Background and Aims: Epidemiological and etiological studies have shown that environmental and genetic factors play vital roles in esophageal carcinogenesis. However the genetic risk factors of esophageal squamous cell carcinoma (ESCC) still remain unclear. Here, we aimed to identify the recurrent mutations of ESCC in Chinese Uygur subjects from the China Xinjiang high-risk region by using a whole-exome sequencing method.

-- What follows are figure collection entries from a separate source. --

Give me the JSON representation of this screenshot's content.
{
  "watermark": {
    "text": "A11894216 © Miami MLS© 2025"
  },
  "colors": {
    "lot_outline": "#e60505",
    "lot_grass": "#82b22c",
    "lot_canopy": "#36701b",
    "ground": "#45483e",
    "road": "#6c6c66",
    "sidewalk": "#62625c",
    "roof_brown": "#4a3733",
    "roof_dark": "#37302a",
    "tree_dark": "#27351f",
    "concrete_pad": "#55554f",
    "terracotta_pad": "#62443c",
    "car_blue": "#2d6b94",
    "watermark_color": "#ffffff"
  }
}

Materials and Methods: We collected 50 Chinese Uygur patients with ESCC tumors and matched blood samples and adjacent normal oesophageal tissues (≥5cm from tumour site) at Xinjiang tumor hospital in China. Informed consent was obtained from each participant, and this study was approved by the Institutional Review Board of the Xinjiang tumor hospital. All the individuals underwent oesophagectomy and received no chemotherapy or radiotherapy before surgery. Whole-exome sequencing analysis (100bp) of DNA samples from 50 ESCC was performed on the Illumina HiSeq X Ten System. Results: We obtained 353,56 SNVs and 1157 indels in the exonic regions of 50 ESCC samples. Besides, we found the predominant mutations were the C>T and C>A transitions at TpCpW trinucleotide sites. And Three ESCC signatures were derived, which are highly similar to validated Signatrue-1, Signature-5 and Signature-13 in Cosmic. We identified four significantly mutated genes including TP53, CDKN2A, LGALS3 and C16orf3 (q<0.5). Moreover, the aberrant pathways including the receptor tyrosine kinases (RTK/RAS/ phosphoinositide-3 kinase (PI3K)), NOTCH, WNT, Hippo, TP53 and cell cycle were identified. Conclusions: We provided mutated genes and disrupted pathways in ESCCs. These findings might be used to specific treatments for esophageal squamous cell carcinoma in Chinese Uygur subjects. Acknowledgements: This work was supported by the Research Fund of Key Laboratory of Xinjiang oncology (No. 2017D04006) and Outstanding Youth Science and technology training project fund of Xinjiang (No. 2017Q058). Citation Format: Meng Liu, Lin Feng, Hai yin An. Whole-exome sequencing of esophageal squamous cell carcinoma identifies recurrent mutations in Chinese subjects [abstract]. In: Proceedings of the American Association for Cancer Research Annual Meeting 2019; 2019 Mar 29-Apr 3; Atlanta, GA. Philadelphia (PA): AACR; Cancer Res 2019;79(13 Suppl):Abstract nr 3524.